Cependant, la tristesse associée à son trentième anniversaire s’explique aussi par son côté ambitieux: David Bowie, Pete Shelley des Buzzcocks et Ian Curtis de Joy Division avaient tous lancé un chef-d’œuvre avant d’avoir atteint la trentaine, ce que Smith ne croyait pas avoir réalisé. En fait, il trouvait même Bowie ennuyeux depuis Low. Cet orgueil démesuré n’est pas nouveau pour Robert. Rappelons qu’il a voulu réussir dans l’industrie de la musique pour prouver à sa compagne qu’il en était capable. Et malgré sa timidité notoire en entrevue, le chanteur n’hésite pas à se qualifier lui-même d’arrogant, mais d’arrogant discret, contrairement à Morrissey.

Malgré cet état d’esprit où s’entremêlent LSD, dépression et anxiété de performance, il parvient à concevoir une des belles parutions de sa carrière.

Une réalité augmentée

Sa désolation se décline avec beauté et fragilité sous la forme de pièces telles que «Plainsong», «Closedown» et «Prayers For Rain». «Lovesong» fut un exercice de style pour Smith, qui affirme avoir mis dix ans à maîtriser l’art d’écrire une chanson d’amour qu’il pourrait chanter devant public. Lorsque je me suis éprise de cette ballade, je croyais qu’il s’agissait de la réalisation d’une âme esseulée qui comprenait la puissance d’un amour qui bouleverse une vie, mais qui comprenait aussi que ce sentiment, aussi grandiose soit-il, pouvait ne pas être partagé par la personne tant aimée. Ce n’est que quelques années plus tard que j’ai su que ce titre est, en fait, un cadeau de mariage à celle qui allait devenir son épouse. Je crois que c’est la voix mélancolique de Robert Smith qui m’a induite en erreur.

L’épouse du chanteur fut également la source d’inspiration de «Picture of You», qui est un superbe morceau de pop qui frôle la perfection. L’origine de ce titre la suivante: le chanteur retrouve, après un feu, son portefeuille dans lequel il y avait des photographies de son amoureuse. Il les regarde avec nostalgie. Lorsque l’on écoute la chanson, nous avons plutôt l’impression que son désir est davantage un fantasme, une fabulation. Comme s’il s’agissait d’une histoire d’amour n’ayant jamais eu lieu. Encore une fois, la réalité, sous la plume de Smith, devient poésie.
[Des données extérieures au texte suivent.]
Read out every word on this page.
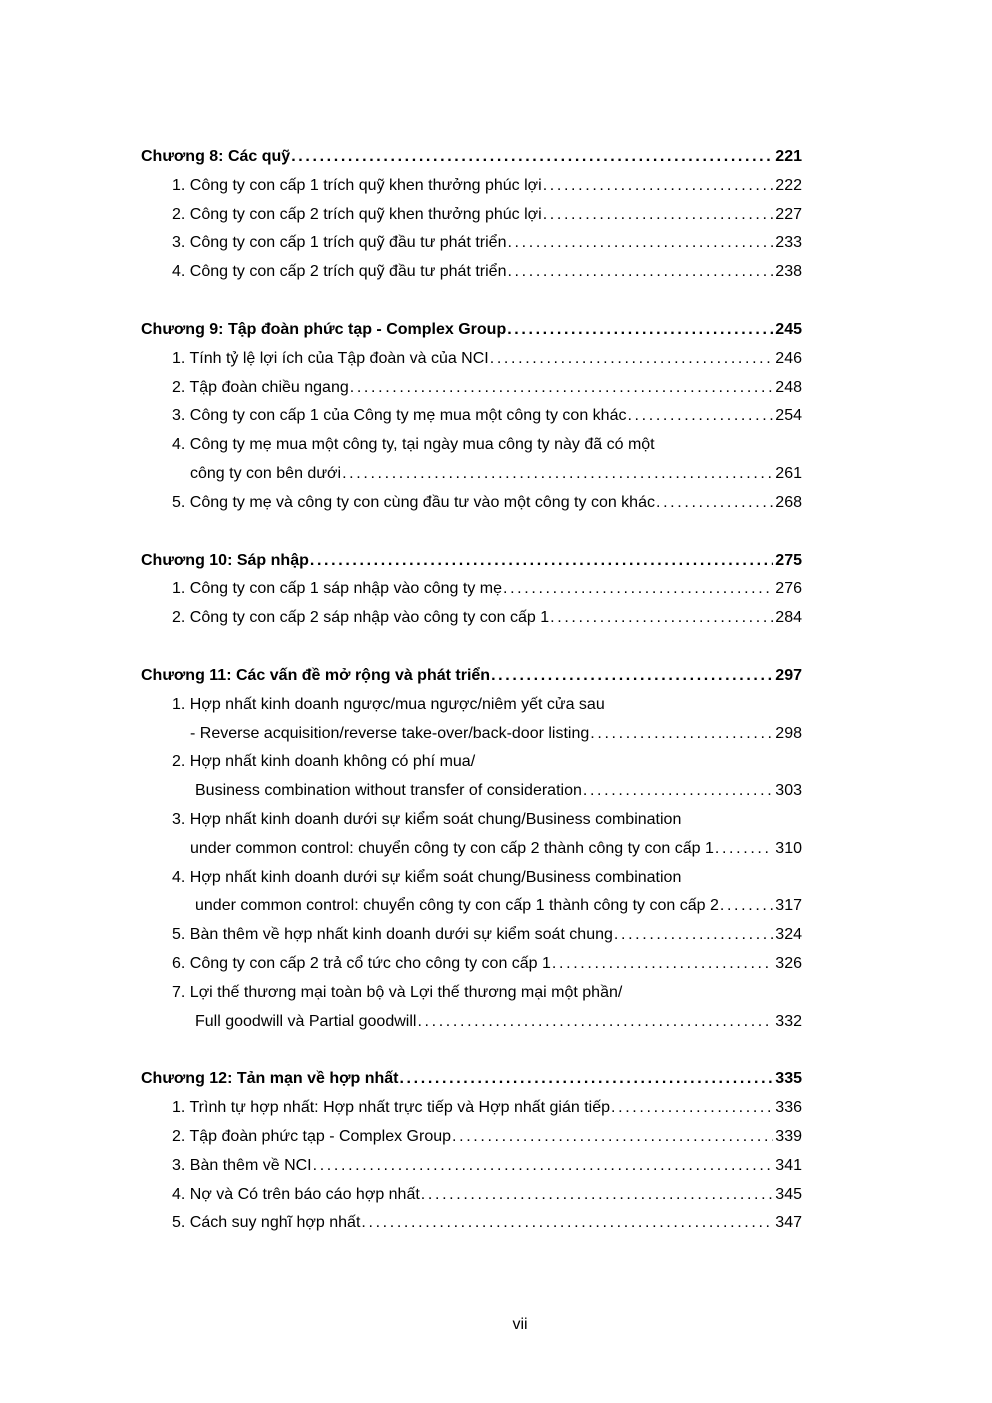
Chương 8: Các quỹ . . .	221
1. Công ty con cấp 1 trích quỹ khen thưởng phúc lợi . . .	222
2. Công ty con cấp 2 trích quỹ khen thưởng phúc lợi . . .	227
3. Công ty con cấp 1 trích quỹ đầu tư phát triển . . .	233
4. Công ty con cấp 2 trích quỹ đầu tư phát triển . . .	238
Chương 9: Tập đoàn phức tạp - Complex Group . . .	245
1. Tính tỷ lệ lợi ích của Tập đoàn và của NCI . . .	246
2. Tập đoàn chiều ngang . . .	248
3. Công ty con cấp 1 của Công ty mẹ mua một công ty con khác . . .	254
4. Công ty mẹ mua một công ty, tại ngày mua công ty này đã có một
công ty con bên dưới . . .	261
5. Công ty mẹ và công ty con cùng đầu tư vào một công ty con khác . . .	268
Chương 10: Sáp nhập . . .	275
1. Công ty con cấp 1 sáp nhập vào công ty mẹ . . .	276
2. Công ty con cấp 2 sáp nhập vào công ty con cấp 1 . . .	284
Chương 11: Các vấn đề mở rộng và phát triển . . .	297
1. Hợp nhất kinh doanh ngược/mua ngược/niêm yết cửa sau
- Reverse acquisition/reverse take-over/back-door listing . . .	298
2. Hợp nhất kinh doanh không có phí mua/
Business combination without transfer of consideration . . .	303
3. Hợp nhất kinh doanh dưới sự kiểm soát chung/Business combination
under common control: chuyển công ty con cấp 2 thành công ty con cấp 1 . . .	310
4. Hợp nhất kinh doanh dưới sự kiểm soát chung/Business combination
under common control: chuyển công ty con cấp 1 thành công ty con cấp 2 . . .	317
5. Bàn thêm về hợp nhất kinh doanh dưới sự kiểm soát chung . . .	324
6. Công ty con cấp 2 trả cổ tức cho công ty con cấp 1 . . .	326
7. Lợi thế thương mại toàn bộ và Lợi thế thương mại một phần/
Full goodwill và Partial goodwill . . .	332
Chương 12: Tản mạn về hợp nhất . . .	335
1. Trình tự hợp nhất: Hợp nhất trực tiếp và Hợp nhất gián tiếp . . .	336
2. Tập đoàn phức tạp - Complex Group . . .	339
3. Bàn thêm về NCI . . .	341
4. Nợ và Có trên báo cáo hợp nhất . . .	345
5. Cách suy nghĩ hợp nhất . . .	347
vii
«Fascination Street» est un hommage à la fameuse rue Bourbon de La Nouvelle-Orléans. C’est un récit inspiré par un Robert Smith désillusionné qui, prêt à sortir faire la fête, réalise qu’il serait naïf de sa part d’espérer vivre un «moment parfait», que ce ne serait qu’une déception. 

La chanson titre de l’opus, «Disintegration», est un mélange d’un sentiment de mortalité marqué, mais aussi d’un désir de rupture.

Pourtant, ce désir de changement, dans les faits, correspond davantage à un retour aux sources. Plus sombre, on s’aventure sur le même territoire que Pornography (1982), où l’appréhension et le désarroi règnent. On remarque des sonorités plus glaciales grâce au jeu de synthétiseur, mais aussi une intensité grâce à la basse de Simon Gallup. La guitare plus atmosphérique est inquiétante nous rappelle pourquoi The Cure est phénoménal lorsqu’il s’agit de créer une ambiance lugubre, le tout cimenté par l’usage judicieux du bruit de la pluie et du tonnerre qui gronde. La sublime mélancolie de The Cure est enivrante. Nous tombons en amour avec le désespoir.

Qu’en pensez-vous? Est-ce que Disintegration est le meilleur album de tous les temps?